Chicken Pot Pie
Sunshine Harvest
This homemade Chicken Pot Pie features a buttery, flaky double crust enveloping a rich, creamy filling of tender chicken and seasonal vegetables. A true comfort food classic the whole family will savor.
Prep Time 20 minutes mins
Cook Time 35 minutes mins
Total Time 1 hour hr
Course Main Course
Cuisine American
For the Filling:
- 2 tablespoons olive oil
- 1 onion chopped
- 2 cloves garlic minced
- 1 ½ cups organic frozen vegetables for fresh vegetables use 3 carrots & 3 celery stalks
- 1 pound cooked chicken shredded
- 2 tablespoons butter
- 1/4 cup all-purpose flour
- 1 cup chicken broth
- 1 cup Whole milk
- 1/4 teaspoon dried thyme
- 1/4 teaspoon dried oregano
- Salt and pepper to taste
For the Crust:
- 1 ¼ cups all-purpose flour
- ¼ teaspoon salt
- ½ cup butter diced and then chilled
- ¼ cup ice cold water or as needed
Make the pie dough: 2x crusts.
Par Bake the crust:
Roll out the dough to fit your pie dish
Line the crust with parchment paper, fill it with pie weights (I use beans), and bake at 400F for 18 mins. Dough should be mostly cooked through.
Make the Filling:
Heat olive oil in a large skillet or Dutch oven over medium heat.
Add the onion, carrots, and celery and cook until softened, about 5-7 minutes.
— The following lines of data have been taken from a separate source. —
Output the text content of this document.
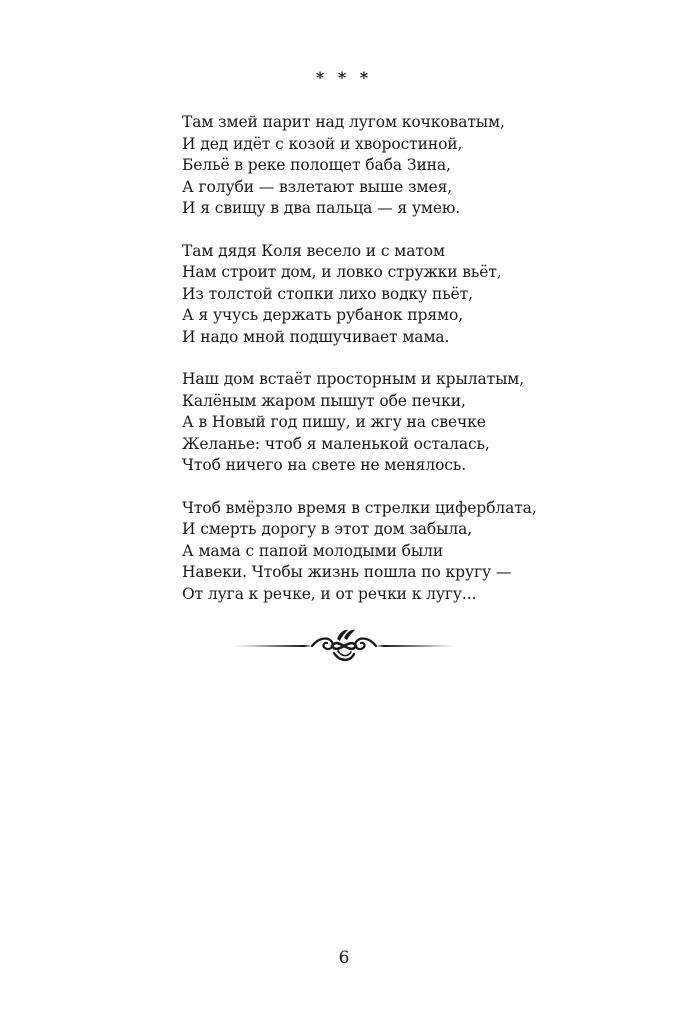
* * *
Там змей парит над лугом кочковатым,
И дед идёт с козой и хворостиной,
Бельё в реке полощет баба Зина,
А голуби — взлетают выше змея,
И я свищу в два пальца — я умею.
Там дядя Коля весело и с матом
Нам строит дом, и ловко стружки вьёт,
Из толстой стопки лихо водку пьёт,
А я учусь держать рубанок прямо,
И надо мной подшучивает мама.
Наш дом встаёт просторным и крылатым,
Калёным жаром пышут обе печки,
А в Новый год пишу, и жгу на свечке
Желанье: чтоб я маленькой осталась,
Чтоб ничего на свете не менялось.
Чтоб вмёрзло время в стрелки циферблата,
И смерть дорогу в этот дом забыла,
А мама с папой молодыми были
Навеки. Чтобы жизнь пошла по кругу —
От луга к речке, и от речки к лугу...
6
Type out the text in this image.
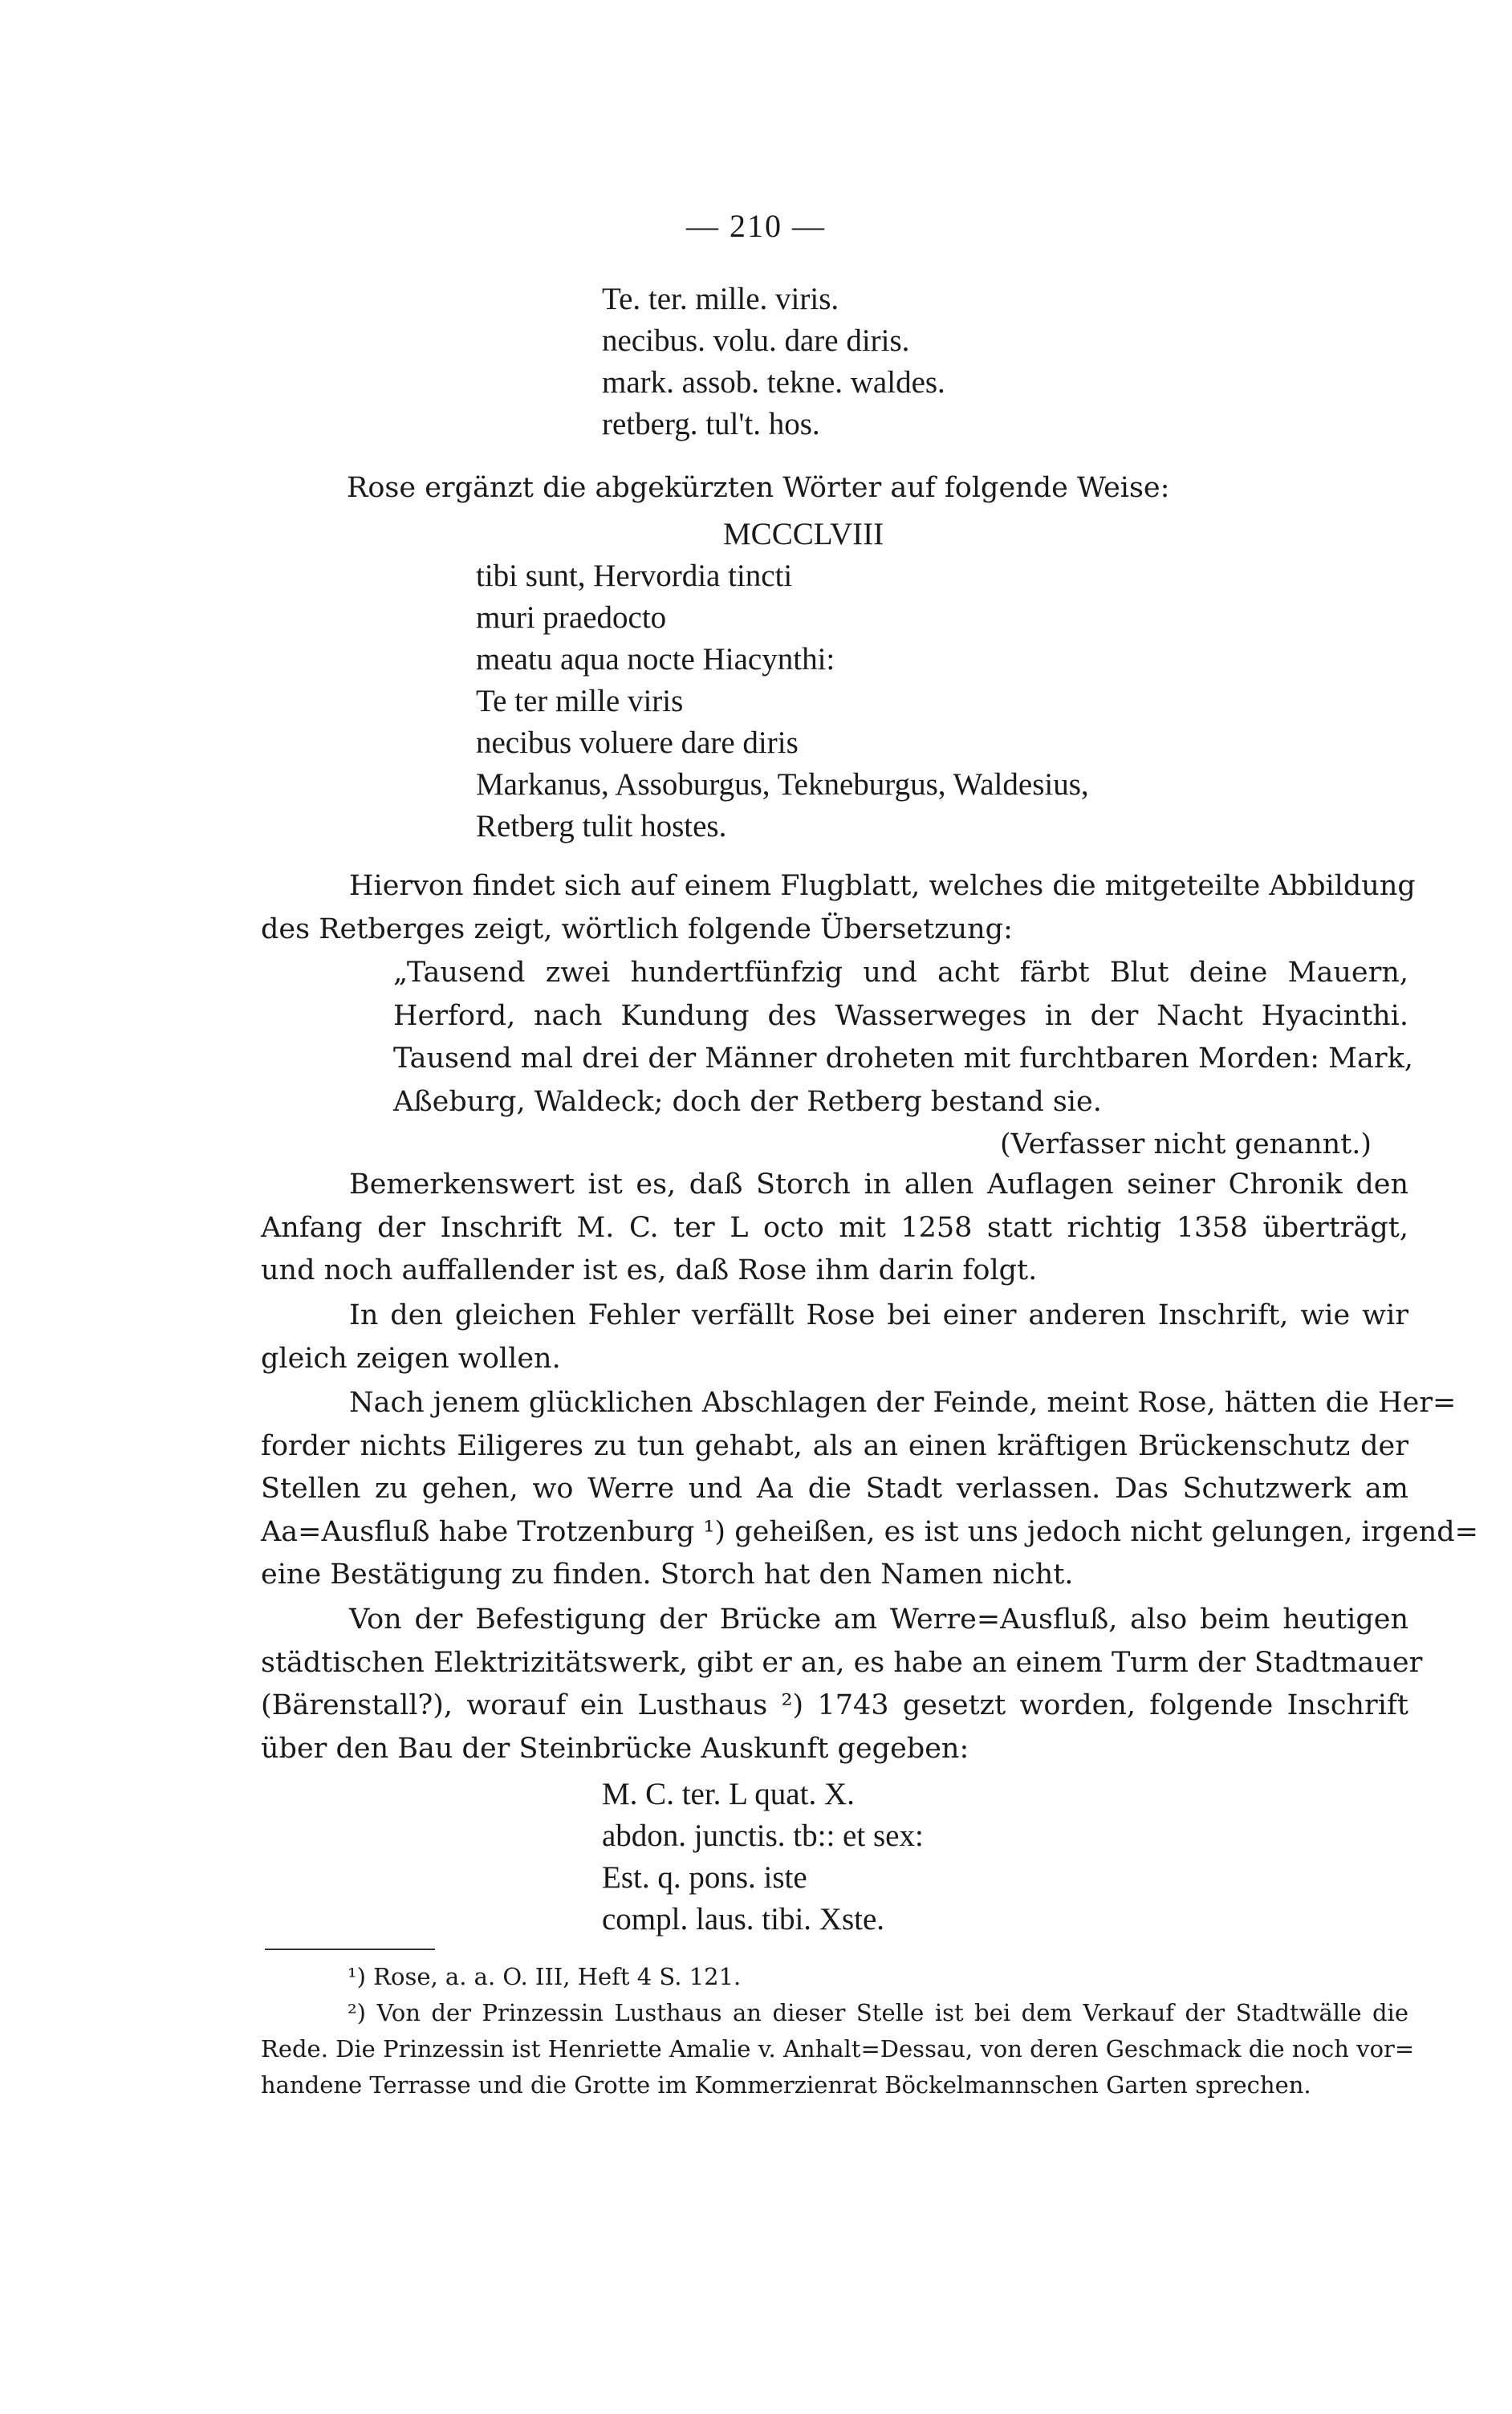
— 210 —
Te. ter. mille. viris.
necibus. volu. dare diris.
mark. assob. tekne. waldes.
retberg. tul't. hos.
Rose ergänzt die abgekürzten Wörter auf folgende Weise:
MCCCLVIII
tibi sunt, Hervordia tincti
muri praedocto
meatu aqua nocte Hiacynthi:
Te ter mille viris
necibus voluere dare diris
Markanus, Assoburgus, Tekneburgus, Waldesius,
Retberg tulit hostes.
Hiervon findet sich auf einem Flugblatt, welches die mitgeteilte Abbildung
des Retberges zeigt, wörtlich folgende Übersetzung:
„Tausend zwei hundertfünfzig und acht färbt Blut deine Mauern,
Herford, nach Kundung des Wasserweges in der Nacht Hyacinthi.
Tausend mal drei der Männer droheten mit furchtbaren Morden: Mark,
Aßeburg, Waldeck; doch der Retberg bestand sie.
(Verfasser nicht genannt.)
Bemerkenswert ist es, daß Storch in allen Auflagen seiner Chronik den
Anfang der Inschrift M. C. ter L octo mit 1258 statt richtig 1358 überträgt,
und noch auffallender ist es, daß Rose ihm darin folgt.
In den gleichen Fehler verfällt Rose bei einer anderen Inschrift, wie wir
gleich zeigen wollen.
Nach jenem glücklichen Abschlagen der Feinde, meint Rose, hätten die Her=
forder nichts Eiligeres zu tun gehabt, als an einen kräftigen Brückenschutz der
Stellen zu gehen, wo Werre und Aa die Stadt verlassen. Das Schutzwerk am
Aa=Ausfluß habe Trotzenburg ¹) geheißen, es ist uns jedoch nicht gelungen, irgend=
eine Bestätigung zu finden. Storch hat den Namen nicht.
Von der Befestigung der Brücke am Werre=Ausfluß, also beim heutigen
städtischen Elektrizitätswerk, gibt er an, es habe an einem Turm der Stadtmauer
(Bärenstall?), worauf ein Lusthaus ²) 1743 gesetzt worden, folgende Inschrift
über den Bau der Steinbrücke Auskunft gegeben:
M. C. ter. L quat. X.
abdon. junctis. tb:: et sex:
Est. q. pons. iste
compl. laus. tibi. Xste.
¹) Rose, a. a. O. III, Heft 4 S. 121.
²) Von der Prinzessin Lusthaus an dieser Stelle ist bei dem Verkauf der Stadtwälle die
Rede. Die Prinzessin ist Henriette Amalie v. Anhalt=Dessau, von deren Geschmack die noch vor=
handene Terrasse und die Grotte im Kommerzienrat Böckelmannschen Garten sprechen.
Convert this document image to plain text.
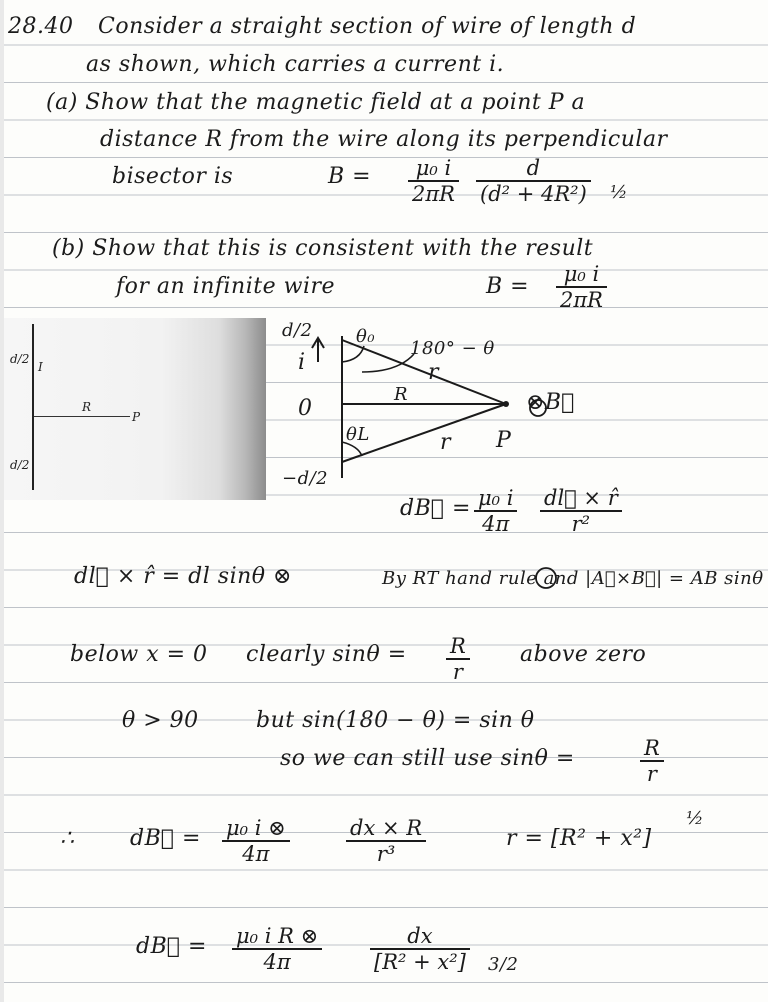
28.40 Consider a straight section of wire of length d
as shown, which carries a current i.
(a) Show that the magnetic field at a point P a
distance R from the wire along its perpendicular
bisector is	$B = \frac{\text{μ₀ i}}{2\pi R} \frac{d}{\text{(d² + 4R²)}}$ ½
(b) Show that this is consistent with the result
for an infinite wire	$B = \frac{\text{μ₀ i}}{2\pi R}$
d/2
I
R
P
d/2
d/2
i
θ₀
180° − θ
r
R	⊗B⃗
0
θL	r P
−d/2
dB⃗ = $\frac{\text{μ₀ i}}{4\pi} \frac{dl⃗ \times r̂}{\text{r²}}$
dl⃗ × r̂ = dl sinθ ⊗	By RT hand rule and |A⃗×B⃗| = AB sinθ
below x = 0 clearly $\sin\theta = \frac{R}{r}$ above zero
θ > 90	but sin(180 − θ) = sin θ
so we can still use sinθ =	$\frac{R}{r}$
∴	dB⃗ = $\frac{\text{μ₀ i ⊗}}{4\pi}$	$\frac{dx \times R}{\text{r³}}$	r = [R² + x²]
½
dB⃗ = $\frac{\text{μ₀ i R ⊗}}{4\pi} \frac{dx}{\text{[R² + x²]}} 3/2$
Stir in the garlic and cook for an additional minute.
Sprinkle flour over mixture and stir constantly for around 1-2 minutes.
Slowly pour in the chicken broth and milk while constantly stirring to ensure the mixture is well incorporated.
Add the shredded chicken, thyme, oregano, salt, and pepper.
Bring to a simmer, just until the sauce has thickened.
Assemble the Pot Pie:
Preheat the oven to 375°F (190°C).
Pour the chicken mixture into the par baked crust
Top with the second pie crust
Cut a few slits in the top crust to allow steam to escape.